Today, the an FDA advisory committee recommended that the FDA approve full clinical trials for a type of gene therapy that addresses a rare genetic condition causing deterioration of the retina. This is found in 8.6×105 of people world wide, so not many. the therapy involves injecting a virus bearing the preferred copy of the gene, the non-broken allele, into the eyeball, where the new gene somehow reduces, stops, and seemingly reverses, the deterioration.
The therapy was previously looked at in a preliminary study with a small sample of people. Here is the abstract from that study:
RPE65: Role in the visual cycle, human retinal disease, and gene therapy b Cai et al, 2009.
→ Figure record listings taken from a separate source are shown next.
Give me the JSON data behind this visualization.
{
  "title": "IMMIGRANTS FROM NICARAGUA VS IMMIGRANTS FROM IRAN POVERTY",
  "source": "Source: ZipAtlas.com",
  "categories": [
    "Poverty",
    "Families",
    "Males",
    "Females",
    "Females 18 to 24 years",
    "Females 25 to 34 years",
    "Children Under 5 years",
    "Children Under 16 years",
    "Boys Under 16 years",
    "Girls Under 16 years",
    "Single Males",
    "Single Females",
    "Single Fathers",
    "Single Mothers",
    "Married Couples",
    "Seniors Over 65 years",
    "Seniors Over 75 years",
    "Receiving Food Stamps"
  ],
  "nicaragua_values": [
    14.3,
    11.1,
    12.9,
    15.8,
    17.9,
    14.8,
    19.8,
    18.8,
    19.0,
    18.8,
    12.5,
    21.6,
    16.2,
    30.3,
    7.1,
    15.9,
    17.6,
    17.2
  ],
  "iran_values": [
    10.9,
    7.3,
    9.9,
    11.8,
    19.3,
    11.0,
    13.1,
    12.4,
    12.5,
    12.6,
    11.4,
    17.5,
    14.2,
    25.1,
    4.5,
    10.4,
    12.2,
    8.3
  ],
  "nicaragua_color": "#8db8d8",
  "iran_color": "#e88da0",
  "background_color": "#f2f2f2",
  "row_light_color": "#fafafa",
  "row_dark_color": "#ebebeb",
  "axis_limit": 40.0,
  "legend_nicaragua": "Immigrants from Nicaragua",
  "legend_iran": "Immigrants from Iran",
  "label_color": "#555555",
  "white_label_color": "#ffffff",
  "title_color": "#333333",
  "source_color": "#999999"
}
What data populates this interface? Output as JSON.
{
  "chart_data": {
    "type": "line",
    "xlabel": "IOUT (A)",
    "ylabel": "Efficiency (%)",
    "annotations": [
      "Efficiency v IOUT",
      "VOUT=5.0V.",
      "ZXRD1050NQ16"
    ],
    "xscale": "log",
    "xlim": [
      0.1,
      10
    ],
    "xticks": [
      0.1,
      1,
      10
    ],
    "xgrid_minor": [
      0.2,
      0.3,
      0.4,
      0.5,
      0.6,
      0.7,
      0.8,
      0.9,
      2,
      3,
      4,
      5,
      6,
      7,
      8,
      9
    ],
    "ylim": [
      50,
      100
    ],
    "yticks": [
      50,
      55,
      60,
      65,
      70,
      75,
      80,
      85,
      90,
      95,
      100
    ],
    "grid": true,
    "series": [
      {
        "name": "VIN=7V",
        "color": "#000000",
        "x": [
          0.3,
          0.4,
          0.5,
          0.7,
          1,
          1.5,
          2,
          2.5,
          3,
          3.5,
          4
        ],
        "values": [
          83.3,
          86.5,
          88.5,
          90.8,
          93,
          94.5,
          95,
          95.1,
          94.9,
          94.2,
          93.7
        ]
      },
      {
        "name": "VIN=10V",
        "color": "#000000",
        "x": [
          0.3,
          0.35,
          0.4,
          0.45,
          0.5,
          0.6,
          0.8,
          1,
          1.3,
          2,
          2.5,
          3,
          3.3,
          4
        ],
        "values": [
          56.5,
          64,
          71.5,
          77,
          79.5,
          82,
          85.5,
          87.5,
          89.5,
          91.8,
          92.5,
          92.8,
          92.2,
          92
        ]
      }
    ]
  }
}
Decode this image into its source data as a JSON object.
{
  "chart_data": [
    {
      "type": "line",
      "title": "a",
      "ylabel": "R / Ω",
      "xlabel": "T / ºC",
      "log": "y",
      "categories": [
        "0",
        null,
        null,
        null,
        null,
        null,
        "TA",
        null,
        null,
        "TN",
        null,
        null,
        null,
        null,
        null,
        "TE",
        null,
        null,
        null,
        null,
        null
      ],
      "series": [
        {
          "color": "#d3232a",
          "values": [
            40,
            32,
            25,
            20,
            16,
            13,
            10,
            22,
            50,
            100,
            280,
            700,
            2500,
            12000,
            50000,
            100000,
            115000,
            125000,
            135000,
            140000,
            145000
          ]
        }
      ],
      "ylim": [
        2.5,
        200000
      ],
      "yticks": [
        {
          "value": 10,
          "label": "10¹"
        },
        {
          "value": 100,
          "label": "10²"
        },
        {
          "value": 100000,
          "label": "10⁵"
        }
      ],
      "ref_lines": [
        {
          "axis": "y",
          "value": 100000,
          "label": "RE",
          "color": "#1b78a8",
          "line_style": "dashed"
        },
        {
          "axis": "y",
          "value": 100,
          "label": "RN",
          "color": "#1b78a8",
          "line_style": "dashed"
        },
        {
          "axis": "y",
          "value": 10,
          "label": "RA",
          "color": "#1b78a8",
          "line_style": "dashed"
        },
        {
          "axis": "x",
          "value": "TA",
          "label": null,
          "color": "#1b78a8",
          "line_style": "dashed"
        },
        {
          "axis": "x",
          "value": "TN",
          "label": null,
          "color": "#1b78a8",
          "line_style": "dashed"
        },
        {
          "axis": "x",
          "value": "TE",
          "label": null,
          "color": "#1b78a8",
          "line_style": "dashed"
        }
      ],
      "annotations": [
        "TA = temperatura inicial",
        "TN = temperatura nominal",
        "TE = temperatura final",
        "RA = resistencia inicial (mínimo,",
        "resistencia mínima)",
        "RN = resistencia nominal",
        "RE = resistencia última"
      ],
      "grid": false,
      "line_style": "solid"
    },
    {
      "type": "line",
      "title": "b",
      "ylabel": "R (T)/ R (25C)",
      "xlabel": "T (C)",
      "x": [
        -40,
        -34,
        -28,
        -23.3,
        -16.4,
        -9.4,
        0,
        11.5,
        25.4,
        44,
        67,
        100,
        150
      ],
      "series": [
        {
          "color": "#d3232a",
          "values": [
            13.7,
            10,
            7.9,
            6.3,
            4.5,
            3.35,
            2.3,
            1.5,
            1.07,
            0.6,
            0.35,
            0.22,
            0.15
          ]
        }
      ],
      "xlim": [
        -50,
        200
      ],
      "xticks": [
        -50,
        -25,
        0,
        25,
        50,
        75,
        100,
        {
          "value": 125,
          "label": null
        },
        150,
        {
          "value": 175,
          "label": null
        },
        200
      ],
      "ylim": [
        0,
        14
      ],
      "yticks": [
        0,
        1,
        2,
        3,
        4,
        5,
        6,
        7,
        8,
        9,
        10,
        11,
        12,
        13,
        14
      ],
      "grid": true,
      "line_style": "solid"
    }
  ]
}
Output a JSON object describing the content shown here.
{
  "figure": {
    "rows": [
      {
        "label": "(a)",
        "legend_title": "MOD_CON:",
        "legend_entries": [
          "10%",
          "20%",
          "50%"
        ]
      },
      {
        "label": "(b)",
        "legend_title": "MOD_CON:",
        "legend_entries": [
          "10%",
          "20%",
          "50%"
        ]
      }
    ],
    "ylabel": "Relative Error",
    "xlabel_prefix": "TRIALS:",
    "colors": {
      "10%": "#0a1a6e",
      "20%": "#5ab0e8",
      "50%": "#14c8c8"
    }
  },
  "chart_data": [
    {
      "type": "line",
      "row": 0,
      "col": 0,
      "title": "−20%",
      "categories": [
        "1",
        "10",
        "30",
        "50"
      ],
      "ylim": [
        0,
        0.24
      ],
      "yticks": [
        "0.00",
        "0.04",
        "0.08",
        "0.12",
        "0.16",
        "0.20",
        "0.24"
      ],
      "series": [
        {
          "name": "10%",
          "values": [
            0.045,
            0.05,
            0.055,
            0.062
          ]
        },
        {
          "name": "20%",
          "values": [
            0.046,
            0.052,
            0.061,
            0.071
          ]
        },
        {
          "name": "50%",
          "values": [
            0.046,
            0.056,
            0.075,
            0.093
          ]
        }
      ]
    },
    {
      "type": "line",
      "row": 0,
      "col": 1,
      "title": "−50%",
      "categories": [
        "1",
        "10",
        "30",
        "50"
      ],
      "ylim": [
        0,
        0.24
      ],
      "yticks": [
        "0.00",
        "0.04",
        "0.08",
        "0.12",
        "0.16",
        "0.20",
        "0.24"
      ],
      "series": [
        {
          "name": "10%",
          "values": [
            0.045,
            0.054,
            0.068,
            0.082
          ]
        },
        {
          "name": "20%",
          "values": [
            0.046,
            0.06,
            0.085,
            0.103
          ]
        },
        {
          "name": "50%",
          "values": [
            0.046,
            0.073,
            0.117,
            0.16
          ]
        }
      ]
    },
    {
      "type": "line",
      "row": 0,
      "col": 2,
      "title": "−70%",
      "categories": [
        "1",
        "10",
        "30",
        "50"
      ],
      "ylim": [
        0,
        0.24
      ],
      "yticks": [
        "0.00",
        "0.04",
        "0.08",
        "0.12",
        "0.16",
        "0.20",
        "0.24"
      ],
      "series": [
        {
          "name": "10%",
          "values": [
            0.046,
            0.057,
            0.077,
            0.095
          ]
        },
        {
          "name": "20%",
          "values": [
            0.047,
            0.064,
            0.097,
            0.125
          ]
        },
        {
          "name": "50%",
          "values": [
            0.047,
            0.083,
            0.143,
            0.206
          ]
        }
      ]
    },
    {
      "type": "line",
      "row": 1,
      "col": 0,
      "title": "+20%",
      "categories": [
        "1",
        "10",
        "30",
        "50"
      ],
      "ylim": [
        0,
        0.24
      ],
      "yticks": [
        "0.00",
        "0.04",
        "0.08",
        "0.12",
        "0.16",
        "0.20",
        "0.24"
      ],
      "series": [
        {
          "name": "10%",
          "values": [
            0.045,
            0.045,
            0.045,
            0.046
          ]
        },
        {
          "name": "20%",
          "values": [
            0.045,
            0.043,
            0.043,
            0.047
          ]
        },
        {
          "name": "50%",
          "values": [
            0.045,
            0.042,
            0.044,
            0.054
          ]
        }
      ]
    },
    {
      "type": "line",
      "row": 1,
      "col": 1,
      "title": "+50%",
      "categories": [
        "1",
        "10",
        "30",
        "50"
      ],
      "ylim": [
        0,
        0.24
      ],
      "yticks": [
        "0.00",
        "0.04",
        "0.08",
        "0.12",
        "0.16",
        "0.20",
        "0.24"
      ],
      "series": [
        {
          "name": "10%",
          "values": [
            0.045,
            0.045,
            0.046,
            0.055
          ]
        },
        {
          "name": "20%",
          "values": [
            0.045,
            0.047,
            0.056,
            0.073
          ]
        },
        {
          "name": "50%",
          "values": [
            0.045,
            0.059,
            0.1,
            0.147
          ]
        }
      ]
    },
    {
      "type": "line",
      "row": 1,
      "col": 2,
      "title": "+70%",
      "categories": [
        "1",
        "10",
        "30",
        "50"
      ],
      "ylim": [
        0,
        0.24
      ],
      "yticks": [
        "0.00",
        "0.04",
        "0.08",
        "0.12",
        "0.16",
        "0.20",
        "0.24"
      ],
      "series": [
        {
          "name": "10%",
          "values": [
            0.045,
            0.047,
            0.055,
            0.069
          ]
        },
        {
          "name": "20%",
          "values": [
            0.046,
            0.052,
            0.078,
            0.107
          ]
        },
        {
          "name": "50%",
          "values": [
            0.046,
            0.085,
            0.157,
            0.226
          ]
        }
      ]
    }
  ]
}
RPE65 is an isomerohydrolase expressed in retinal pigment epithelium. It is critical for the regeneration of the visual pigment necessary for both rod and cone-mediated vision. Mutations in human RPE65 cause Leber’s congenital amaurosis and other forms of autosomal recessive retinitis pigmentosa which are associated with early-onset blindness. Several RPE65 animal models including two different mouse models and a naturally occurring canine model have been thoroughly characterized to determine the mechanisms that underlie RPE65 associated retinal dystrophies. More recently, substantial effort has gone into designing gene therapies for these diseases. Based on several encouraging reports from animal models, at least three clinical trials are currently underway for the treatment of LCA using modified AAV vectors carrying the RPE65 cDNA and have reported positive preliminary results.
The preliminary study leading to the recommendation of full trials had two serious side effects of the injection, and no apparent side effects of the therapy itself, and patients responded to varying but always positive degrees. Some individuals went from legally blind to not legally blind. The patients have been followed for at least three years (up to about five) and no patient’s improvements have reversed.
I do not know why the therapy was developed for a disease almost no one has. I assume there have been parallel efforts to work on more common but similar eye conditions (retinal deterioration of some kind owing to a faulty allele). That is just a guess, but it suggests to me that we should be cautious in our celebration. they got the therapy to work with this one disease.
There have been very few reasonable successes with gene therapy. This is about the fifth positive story so far, all told. But we may be passing a kind of threshold, since all of the successes have emerged just in the last year.